Online budgets are set to swell $26 billion, or 8 percent of total advertising and marketing spending, by 2010. That’s according to a new five-year forecast by Forrester Research.
In the short term, some of the money will be shifted away from traditional media vehicles, especially magazines, direct mail and newspapers. Of the 33 percent of marketers who said they’d decrease other budgets to fuel online ad spend in 2005, 11 percent will take the money from magazines, 8 percent will shift it from direct mail, and 7 percent will rob from the newspaper budget.
Forty-seven percent of marketers, however, said they were funding increased online ad spending this year by upping the total ad budget, rather than by decreasing other media spending.
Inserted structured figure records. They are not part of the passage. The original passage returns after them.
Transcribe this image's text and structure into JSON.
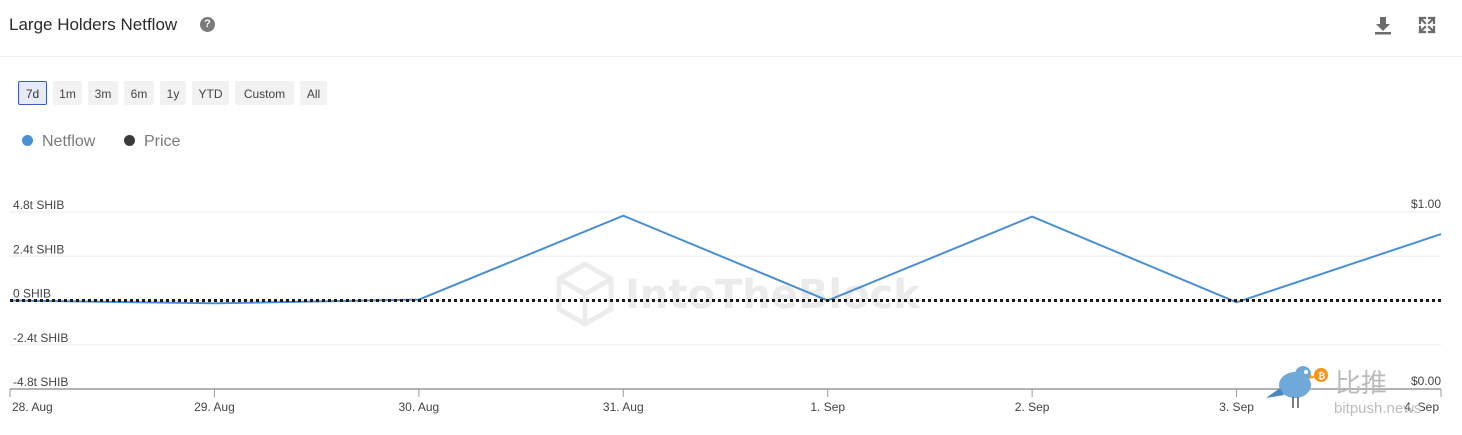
{
  "header": {
    "title": "Large Holders Netflow",
    "help_icon": "question-circle-icon",
    "download_icon": "download-icon",
    "expand_icon": "expand-icon"
  },
  "range_buttons": [
    {
      "label": "7d",
      "active": true
    },
    {
      "label": "1m",
      "active": false
    },
    {
      "label": "3m",
      "active": false
    },
    {
      "label": "6m",
      "active": false
    },
    {
      "label": "1y",
      "active": false
    },
    {
      "label": "YTD",
      "active": false
    },
    {
      "label": "Custom",
      "active": false
    },
    {
      "label": "All",
      "active": false
    }
  ],
  "legend": [
    {
      "name": "Netflow",
      "color": "#4a8fd4"
    },
    {
      "name": "Price",
      "color": "#3a3a3a"
    }
  ],
  "watermark": {
    "text": "IntoTheBlock"
  },
  "branding": {
    "cn": "比推",
    "en": "bitpush.news"
  },
  "chart_data": {
    "type": "line",
    "x": [
      "28. Aug",
      "29. Aug",
      "30. Aug",
      "31. Aug",
      "1. Sep",
      "2. Sep",
      "3. Sep",
      "4. Sep"
    ],
    "y_left": {
      "ticks": [
        "4.8t SHIB",
        "2.4t SHIB",
        "0 SHIB",
        "-2.4t SHIB",
        "-4.8t SHIB"
      ],
      "tick_values": [
        4.8,
        2.4,
        0,
        -2.4,
        -4.8
      ],
      "range": [
        -4.8,
        4.8
      ],
      "unit": "t SHIB"
    },
    "y_right": {
      "ticks": [
        "$1.00",
        "$0.00"
      ],
      "range": [
        0,
        1
      ]
    },
    "series": [
      {
        "name": "Netflow",
        "color": "#4a8fd4",
        "axis": "left",
        "points": [
          [
            0,
            0.0
          ],
          [
            1,
            -0.15
          ],
          [
            2,
            0.05
          ],
          [
            3,
            4.6
          ],
          [
            4,
            0.0
          ],
          [
            5,
            4.55
          ],
          [
            6,
            -0.1
          ],
          [
            7,
            3.6
          ]
        ]
      },
      {
        "name": "Price",
        "color": "#1a1a1a",
        "axis": "right",
        "style": "dotted",
        "points": [
          [
            0,
            0.5
          ],
          [
            7,
            0.5
          ]
        ]
      }
    ],
    "grid": true,
    "legend_position": "top-left"
  }
}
Traditional media may be vulnerable to more cuts in the future, the research indicates. When asked about the effectiveness of different media over the next three years, 53 percent said they thought TV would be less effective; 53 percent pegged print classified as less effective; and 46 percent thought newspapers would lose effectiveness. Meanwhile, the majority of marketers thought SEM, display ads and Web sites would become more effective over the same period.
“Traditional channels really suffered,” said Charlene Li, principal analyst at Forrester. “Across the board a good chunk of marketers felt that those channels would be less effective. And they saw themselves shifting dollars to the new channels.”
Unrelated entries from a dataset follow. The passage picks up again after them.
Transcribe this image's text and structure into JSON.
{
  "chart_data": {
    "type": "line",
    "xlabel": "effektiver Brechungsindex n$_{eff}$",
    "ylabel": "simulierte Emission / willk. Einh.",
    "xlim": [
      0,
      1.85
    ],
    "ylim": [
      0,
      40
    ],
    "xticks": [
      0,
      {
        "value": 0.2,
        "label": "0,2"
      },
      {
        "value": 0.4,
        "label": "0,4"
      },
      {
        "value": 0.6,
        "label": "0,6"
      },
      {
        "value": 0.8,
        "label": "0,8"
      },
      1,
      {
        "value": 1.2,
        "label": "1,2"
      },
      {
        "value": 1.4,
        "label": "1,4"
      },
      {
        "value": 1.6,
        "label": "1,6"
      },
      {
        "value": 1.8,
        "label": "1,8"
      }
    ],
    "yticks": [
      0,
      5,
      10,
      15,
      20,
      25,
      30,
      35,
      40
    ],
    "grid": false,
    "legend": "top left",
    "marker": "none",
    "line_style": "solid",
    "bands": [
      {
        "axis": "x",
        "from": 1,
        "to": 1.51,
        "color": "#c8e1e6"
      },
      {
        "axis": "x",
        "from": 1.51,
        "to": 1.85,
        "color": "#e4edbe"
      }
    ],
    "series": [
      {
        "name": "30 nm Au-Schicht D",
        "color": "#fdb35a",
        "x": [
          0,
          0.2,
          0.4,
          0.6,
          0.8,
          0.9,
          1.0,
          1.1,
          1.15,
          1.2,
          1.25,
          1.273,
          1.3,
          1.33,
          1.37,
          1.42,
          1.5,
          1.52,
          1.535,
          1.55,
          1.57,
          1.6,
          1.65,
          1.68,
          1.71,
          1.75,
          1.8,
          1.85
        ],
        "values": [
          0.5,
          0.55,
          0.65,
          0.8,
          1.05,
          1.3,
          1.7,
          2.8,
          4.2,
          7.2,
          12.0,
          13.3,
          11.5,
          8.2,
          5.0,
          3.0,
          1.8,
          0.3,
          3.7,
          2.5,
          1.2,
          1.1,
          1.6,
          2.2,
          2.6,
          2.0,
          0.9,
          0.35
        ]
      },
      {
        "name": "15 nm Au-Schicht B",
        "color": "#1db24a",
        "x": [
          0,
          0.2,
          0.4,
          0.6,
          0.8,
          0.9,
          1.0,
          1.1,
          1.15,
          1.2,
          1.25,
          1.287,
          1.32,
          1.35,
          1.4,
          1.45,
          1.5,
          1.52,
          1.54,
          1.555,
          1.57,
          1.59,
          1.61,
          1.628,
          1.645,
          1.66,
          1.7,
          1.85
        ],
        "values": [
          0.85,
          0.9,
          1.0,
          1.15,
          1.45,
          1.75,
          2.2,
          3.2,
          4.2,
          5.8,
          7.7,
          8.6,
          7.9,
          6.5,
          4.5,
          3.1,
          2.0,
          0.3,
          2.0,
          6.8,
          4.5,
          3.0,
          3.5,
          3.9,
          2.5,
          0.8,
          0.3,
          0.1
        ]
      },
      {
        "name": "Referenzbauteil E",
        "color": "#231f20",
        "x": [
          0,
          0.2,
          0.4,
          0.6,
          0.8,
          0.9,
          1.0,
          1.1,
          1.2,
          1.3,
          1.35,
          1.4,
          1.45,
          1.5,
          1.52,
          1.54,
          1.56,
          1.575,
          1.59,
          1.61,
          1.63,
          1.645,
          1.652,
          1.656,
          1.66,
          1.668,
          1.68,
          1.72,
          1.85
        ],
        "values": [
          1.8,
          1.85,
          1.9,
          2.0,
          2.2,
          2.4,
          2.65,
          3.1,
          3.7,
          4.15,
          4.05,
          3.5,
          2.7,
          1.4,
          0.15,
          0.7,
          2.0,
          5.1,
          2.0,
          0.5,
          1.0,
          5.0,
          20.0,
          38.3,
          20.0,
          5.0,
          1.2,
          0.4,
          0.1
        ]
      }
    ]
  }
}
Search will be the primary driver behind online advertising’s rise, increasing by 33 percent in 2005 but slowing to a 10 percent growth rate by 2010. Forrester believes search will continue to represent the biggest piece of online marketing budgets in 2010, bringing in $11.6 billion.
“Search definitely is growing very very quickly, but the growth rate is slowing, as you would expect,” said Li.
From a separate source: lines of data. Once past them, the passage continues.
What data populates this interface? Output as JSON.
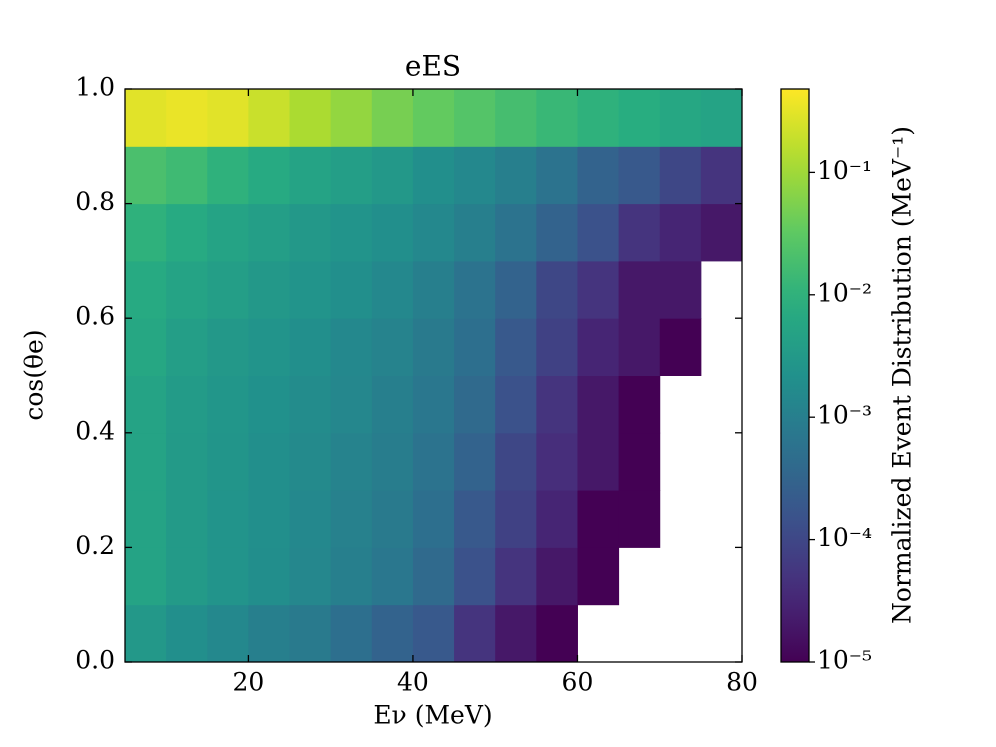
{
  "chart_data": {
    "type": "heatmap",
    "title": "eES",
    "xlabel": "Eν (MeV)",
    "ylabel": "cos(θe)",
    "colorbar_label": "Normalized Event Distribution (MeV⁻¹)",
    "colormap": "viridis",
    "color_scale": "log",
    "xlim": [
      5,
      80
    ],
    "ylim": [
      0,
      1
    ],
    "xticks": [
      20,
      40,
      60,
      80
    ],
    "yticks": [
      {
        "value": 0,
        "label": "0.0"
      },
      0.2,
      0.4,
      0.6,
      0.8,
      {
        "value": 1,
        "label": "1.0"
      }
    ],
    "clim": [
      1e-05,
      0.48
    ],
    "cticks": [
      {
        "value": 1e-05,
        "label": "10⁻⁵"
      },
      {
        "value": 0.0001,
        "label": "10⁻⁴"
      },
      {
        "value": 0.001,
        "label": "10⁻³"
      },
      {
        "value": 0.01,
        "label": "10⁻²"
      },
      {
        "value": 0.1,
        "label": "10⁻¹"
      }
    ],
    "xbins": [
      5,
      10,
      15,
      20,
      25,
      30,
      35,
      40,
      45,
      50,
      55,
      60,
      65,
      70,
      75,
      80
    ],
    "ybins": [
      0,
      0.1,
      0.2,
      0.3,
      0.4,
      0.5,
      0.6,
      0.7,
      0.8,
      0.9,
      1
    ],
    "z": [
      [
        0.003,
        0.002,
        0.0015,
        0.001,
        0.0008,
        0.0005,
        0.0003,
        0.0002,
        5e-05,
        2e-05,
        1e-05,
        null,
        null,
        null,
        null
      ],
      [
        0.005,
        0.0033,
        0.0025,
        0.0019,
        0.0014,
        0.001,
        0.0007,
        0.0004,
        0.00015,
        5e-05,
        2e-05,
        1e-05,
        null,
        null,
        null
      ],
      [
        0.005,
        0.0033,
        0.0025,
        0.002,
        0.0015,
        0.0011,
        0.0008,
        0.0005,
        0.0002,
        8e-05,
        3e-05,
        1e-05,
        1e-05,
        null,
        null
      ],
      [
        0.005,
        0.0033,
        0.0026,
        0.002,
        0.0016,
        0.0012,
        0.0009,
        0.0006,
        0.0003,
        0.0001,
        4e-05,
        2e-05,
        1e-05,
        null,
        null
      ],
      [
        0.005,
        0.0035,
        0.0028,
        0.0022,
        0.0018,
        0.0014,
        0.001,
        0.0007,
        0.0004,
        0.00015,
        5e-05,
        2e-05,
        1e-05,
        null,
        null
      ],
      [
        0.006,
        0.004,
        0.003,
        0.0025,
        0.002,
        0.0015,
        0.0012,
        0.0008,
        0.0005,
        0.0002,
        8e-05,
        3e-05,
        2e-05,
        1e-05,
        null
      ],
      [
        0.007,
        0.005,
        0.004,
        0.003,
        0.0025,
        0.002,
        0.0015,
        0.001,
        0.0006,
        0.0003,
        0.0001,
        5e-05,
        2e-05,
        2e-05,
        null
      ],
      [
        0.01,
        0.007,
        0.005,
        0.004,
        0.003,
        0.0025,
        0.002,
        0.0015,
        0.001,
        0.0006,
        0.0003,
        0.00015,
        5e-05,
        3e-05,
        2e-05
      ],
      [
        0.02,
        0.015,
        0.01,
        0.007,
        0.005,
        0.004,
        0.003,
        0.002,
        0.0015,
        0.001,
        0.0006,
        0.0003,
        0.0002,
        0.0001,
        5e-05
      ],
      [
        0.3,
        0.35,
        0.3,
        0.2,
        0.12,
        0.08,
        0.05,
        0.035,
        0.025,
        0.018,
        0.013,
        0.01,
        0.008,
        0.006,
        0.005
      ]
    ]
  }
}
The second major factor behind the rise will be an increase in display advertising, which is expected to grow at an 11 percent rate over the next five years. The researchers believe display will be the second biggest category in online marketing by 2010, representing $8.1 billion in spending.
“That’s an indication to me that marketers are beginning to see the Internet as a good place to put branding dollars,” Li told ClickZ News.
The research has significant implications for advertising agencies, said Li, because the time and effort involved in online advertising results in decreased margins.
“Online adverting is hard,” said Li. “The nice margins that they got from buying millions of dollars of television aren’t going to be there from online advertising, but that’s what their clients really want.”
Li suggests that agencies can cope by making investments in time saving technology and working to become more efficient.